Leur délit, si délit il y avait, était en réalité d’avoir créé une Cellule dont l’objectif est simplement de résoudre les conflits assez fréquents entre les ressortissants ivoiriens. Conflits qui aboutissaient souvent à confrontations et à des agressions sanglantes pouvant même conduire à une mort d’homme.

Jugés et entendus devant le tribunal, les membres de cette cellule ont été innocentés, autrement dit officiellement acquittés selon les documents en possessions des proches des accusés. Seulement voilà, à leur grande surprise, les 4 ressortissants africains (trois Ivoiriens et un Camerounais), au lieu d’être remis en liberté, ont été transférés depuis presque 7 mois à Ouardia sur ordre du chef de la garde nationale de Sfax rapporte espacemanager. Parmi les détenus, l’on compte le président de l’AIVAS (Association des Ivoiriens Actifs de Sfax) et le vice-président de l’AIT (Association des Ivoiriens de Tunisie).

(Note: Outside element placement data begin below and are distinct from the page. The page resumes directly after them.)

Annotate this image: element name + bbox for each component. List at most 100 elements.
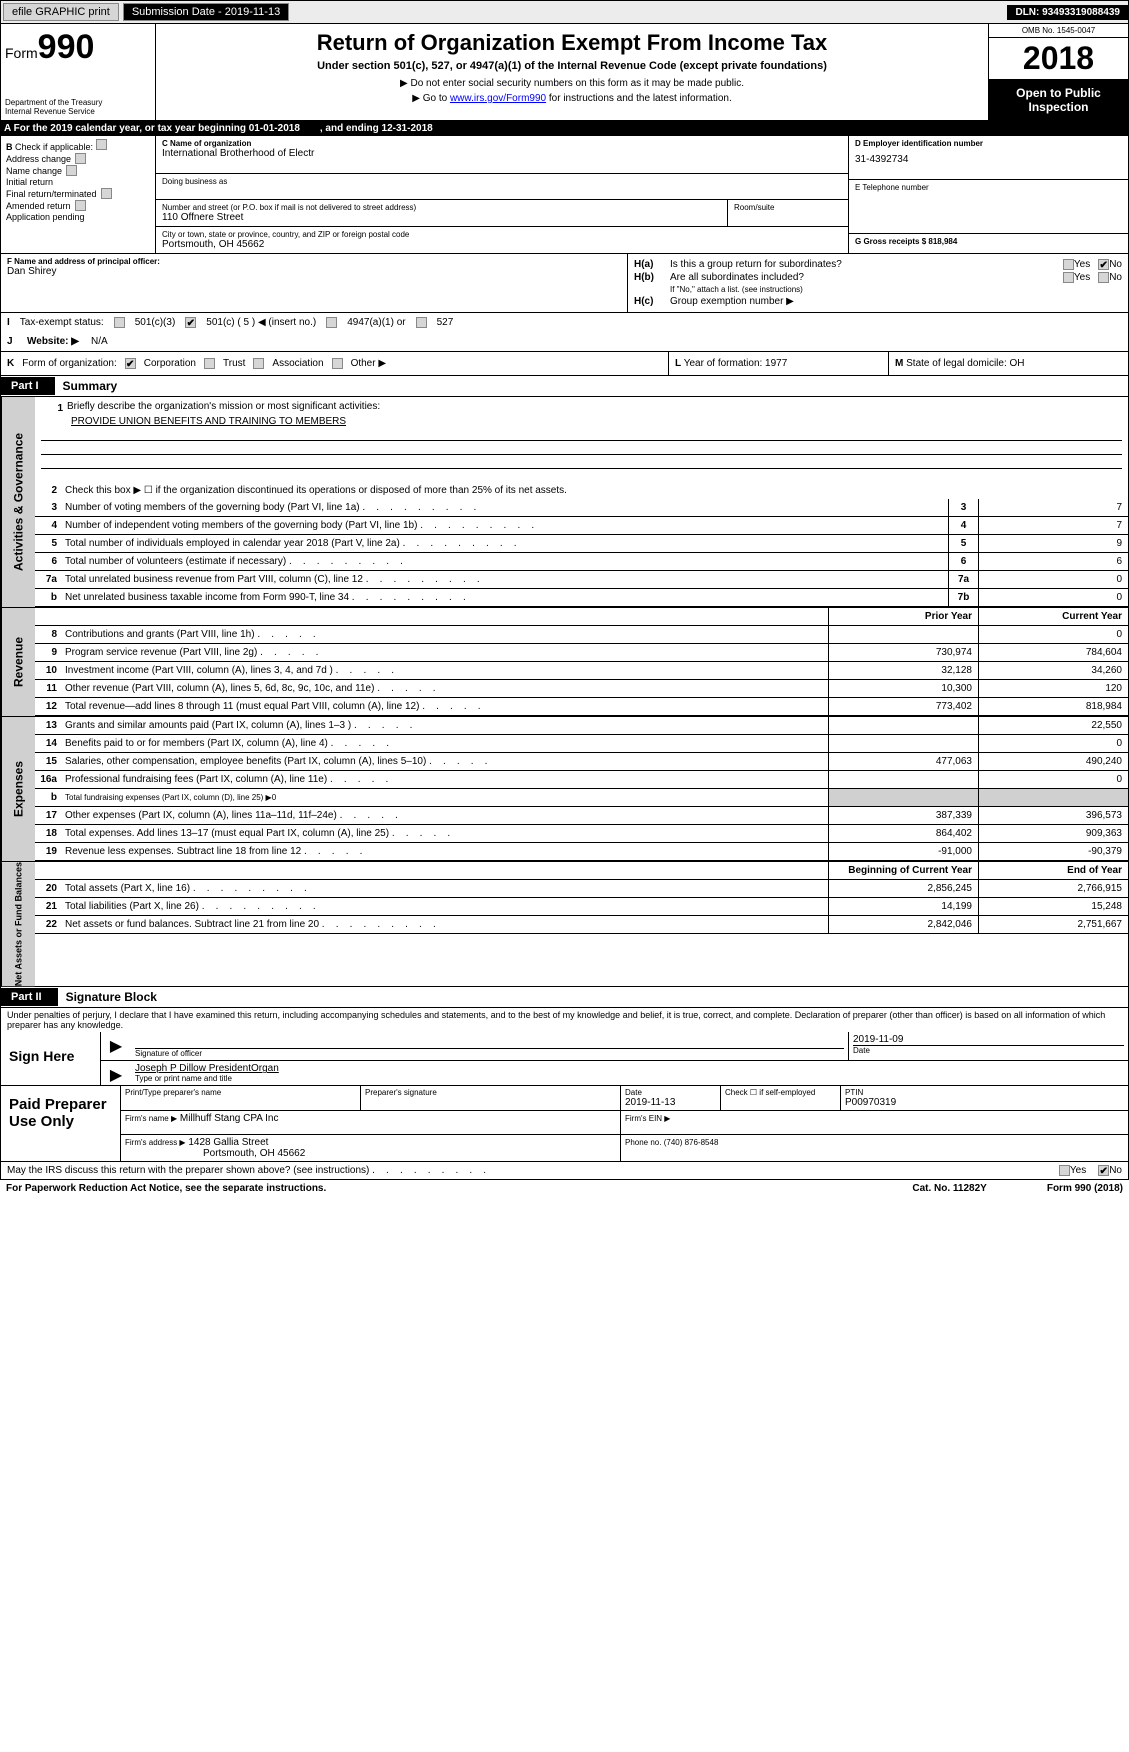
firm-name: Millhuff Stang CPA Inc bbox=[180, 1113, 279, 1124]
cat-no: Cat. No. 11282Y bbox=[912, 1183, 986, 1194]
ha-no-check[interactable]: ✔ bbox=[1098, 259, 1109, 270]
check-address-change: Address change bbox=[6, 153, 150, 164]
tax-year: 2018 bbox=[989, 38, 1128, 80]
tab-net-assets: Net Assets or Fund Balances bbox=[1, 862, 35, 986]
part1-header: Part I Summary bbox=[0, 376, 1129, 397]
self-employed-check[interactable]: Check ☐ if self-employed bbox=[725, 1088, 836, 1097]
efile-badge[interactable]: efile GRAPHIC print bbox=[3, 3, 119, 21]
section-bcdeg: B Check if applicable: Address change Na… bbox=[0, 136, 1129, 254]
section-activities-governance: Activities & Governance 1Briefly describ… bbox=[0, 397, 1129, 608]
line-item: 16aProfessional fundraising fees (Part I… bbox=[35, 771, 1128, 789]
city-label: City or town, state or province, country… bbox=[162, 230, 842, 239]
gross-receipts: G Gross receipts $ 818,984 bbox=[855, 237, 1122, 246]
row-klm: K Form of organization: ✔Corporation Tru… bbox=[0, 352, 1129, 376]
arrow-icon: ▶ bbox=[101, 1061, 131, 1085]
paid-preparer-label: Paid Preparer Use Only bbox=[1, 1086, 121, 1161]
line-item: 3Number of voting members of the governi… bbox=[35, 499, 1128, 517]
col-current-year: Current Year bbox=[978, 608, 1128, 625]
top-bar: efile GRAPHIC print Submission Date - 20… bbox=[0, 0, 1129, 24]
dba-label: Doing business as bbox=[162, 177, 842, 186]
check-applicable[interactable] bbox=[96, 139, 107, 150]
other-check[interactable] bbox=[332, 358, 343, 369]
line-item: 14Benefits paid to or for members (Part … bbox=[35, 735, 1128, 753]
501c3-check[interactable] bbox=[114, 317, 125, 328]
ssn-note: ▶ Do not enter social security numbers o… bbox=[162, 78, 982, 89]
line-item: 10Investment income (Part VIII, column (… bbox=[35, 662, 1128, 680]
check-initial-return: Initial return bbox=[6, 177, 150, 187]
section-expenses: Expenses 13Grants and similar amounts pa… bbox=[0, 717, 1129, 862]
signature-field[interactable]: Signature of officer bbox=[135, 1048, 844, 1058]
arrow-icon: ▶ bbox=[101, 1032, 131, 1060]
section-revenue: Revenue Prior Year Current Year 8Contrib… bbox=[0, 608, 1129, 717]
officer-name: Dan Shirey bbox=[7, 266, 621, 277]
prep-date: 2019-11-13 bbox=[625, 1097, 716, 1108]
line-item: 15Salaries, other compensation, employee… bbox=[35, 753, 1128, 771]
firm-address: 1428 Gallia Street bbox=[188, 1137, 268, 1148]
4947-check[interactable] bbox=[326, 317, 337, 328]
sign-date: 2019-11-09 bbox=[853, 1034, 1124, 1045]
dept-treasury: Department of the Treasury bbox=[5, 98, 151, 107]
trust-check[interactable] bbox=[204, 358, 215, 369]
form-ref: Form 990 (2018) bbox=[1047, 1183, 1123, 1194]
street-label: Number and street (or P.O. box if mail i… bbox=[162, 203, 721, 212]
tab-revenue: Revenue bbox=[1, 608, 35, 716]
discuss-yes-check[interactable] bbox=[1059, 1165, 1070, 1176]
ptin-value: P00970319 bbox=[845, 1097, 1124, 1108]
officer-label: F Name and address of principal officer: bbox=[7, 257, 621, 266]
section-f-h: F Name and address of principal officer:… bbox=[0, 254, 1129, 313]
open-to-public: Open to Public Inspection bbox=[989, 80, 1128, 120]
discuss-no-check[interactable]: ✔ bbox=[1098, 1165, 1109, 1176]
sign-here-section: Sign Here ▶ Signature of officer 2019-11… bbox=[0, 1032, 1129, 1086]
line-item: 7aTotal unrelated business revenue from … bbox=[35, 571, 1128, 589]
tab-activities: Activities & Governance bbox=[1, 397, 35, 607]
perjury-statement: Under penalties of perjury, I declare th… bbox=[0, 1008, 1129, 1032]
section-net-assets: Net Assets or Fund Balances Beginning of… bbox=[0, 862, 1129, 987]
year-formation: Year of formation: 1977 bbox=[684, 358, 788, 369]
row-i-tax-status: I Tax-exempt status: 501(c)(3) ✔501(c) (… bbox=[0, 313, 1129, 332]
line-item: 2Check this box ▶ ☐ if the organization … bbox=[35, 481, 1128, 499]
form-subtitle: Under section 501(c), 527, or 4947(a)(1)… bbox=[162, 60, 982, 72]
line-item: bNet unrelated business taxable income f… bbox=[35, 589, 1128, 607]
line-item: 17Other expenses (Part IX, column (A), l… bbox=[35, 807, 1128, 825]
footer-last: For Paperwork Reduction Act Notice, see … bbox=[0, 1180, 1129, 1197]
org-name-label: C Name of organization bbox=[162, 139, 842, 148]
col-prior-year: Prior Year bbox=[828, 608, 978, 625]
part2-header: Part II Signature Block bbox=[0, 987, 1129, 1008]
row-a-taxyear: A For the 2019 calendar year, or tax yea… bbox=[0, 121, 1129, 136]
goto-note: ▶ Go to www.irs.gov/Form990 for instruct… bbox=[162, 93, 982, 104]
501c-check[interactable]: ✔ bbox=[185, 317, 196, 328]
ein-value: 31-4392734 bbox=[855, 154, 1122, 165]
paid-preparer-section: Paid Preparer Use Only Print/Type prepar… bbox=[0, 1086, 1129, 1162]
527-check[interactable] bbox=[416, 317, 427, 328]
hb-no-check[interactable] bbox=[1098, 272, 1109, 283]
line-item: 11Other revenue (Part VIII, column (A), … bbox=[35, 680, 1128, 698]
phone-label: E Telephone number bbox=[855, 183, 1122, 192]
line-item: 9Program service revenue (Part VIII, lin… bbox=[35, 644, 1128, 662]
mission-text: PROVIDE UNION BENEFITS AND TRAINING TO M… bbox=[41, 416, 1122, 427]
hb-yes-check[interactable] bbox=[1063, 272, 1074, 283]
line-item: 22Net assets or fund balances. Subtract … bbox=[35, 916, 1128, 934]
ha-yes-check[interactable] bbox=[1063, 259, 1074, 270]
city-value: Portsmouth, OH 45662 bbox=[162, 239, 842, 250]
firm-phone: Phone no. (740) 876-8548 bbox=[625, 1138, 718, 1147]
discuss-row: May the IRS discuss this return with the… bbox=[0, 1162, 1129, 1180]
org-name: International Brotherhood of Electr bbox=[162, 148, 842, 159]
sign-here-label: Sign Here bbox=[1, 1032, 101, 1085]
col-begin-year: Beginning of Current Year bbox=[828, 862, 978, 879]
line-item: 5Total number of individuals employed in… bbox=[35, 535, 1128, 553]
line-item: 21Total liabilities (Part X, line 26)14,… bbox=[35, 898, 1128, 916]
corp-check[interactable]: ✔ bbox=[125, 358, 136, 369]
form-number: Form990 bbox=[5, 28, 151, 67]
state-domicile: State of legal domicile: OH bbox=[906, 358, 1024, 369]
line-item: 4Number of independent voting members of… bbox=[35, 517, 1128, 535]
check-pending: Application pending bbox=[6, 212, 150, 222]
check-name-change: Name change bbox=[6, 165, 150, 176]
row-j-website: J Website: ▶ N/A bbox=[0, 332, 1129, 352]
dln-label: DLN: 93493319088439 bbox=[1007, 5, 1128, 20]
line-item: 13Grants and similar amounts paid (Part … bbox=[35, 717, 1128, 735]
firm-city: Portsmouth, OH 45662 bbox=[125, 1148, 616, 1159]
col-end-year: End of Year bbox=[978, 862, 1128, 879]
assoc-check[interactable] bbox=[253, 358, 264, 369]
irs-link[interactable]: www.irs.gov/Form990 bbox=[450, 93, 546, 104]
submission-date-badge: Submission Date - 2019-11-13 bbox=[123, 3, 289, 21]
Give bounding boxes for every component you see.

Privés de toute liberté, ces 4 subsahariens se sentant victimes d’une grave injustice, ont décidé d’entamer une grève de la faim depuis une dizaine de jours. 

Déterminés à recouvrer leur liberté bafouée, les grévistes se battent par tous les moyens pour trouver une issue favorable. Malgré les sollicitations formulées auprès de l’ambassade de Côte d’Ivoire, rien n’y fit. 

« Depuis octobre, nous sommes envoyés ici à Ouardia pour une affaire pour laquelle nous avons été acquittés. Au lieu de nous relâcher, on nous arrête, ce qui est injuste. C’est la raison pour laquelle nous avons entamé cette grève de la faim pour nous faire entendre. Ils nous demandent de quitter le territoire à nos frais. Nous essayons de nous battre contre la police des frontières pour faire valoir nos droits. Ils disent que Ouardia, ce n’est pas la prison, mais ce n’est pas loin« , a martelé Oumar Coulibaly, le président de l’AIVAS.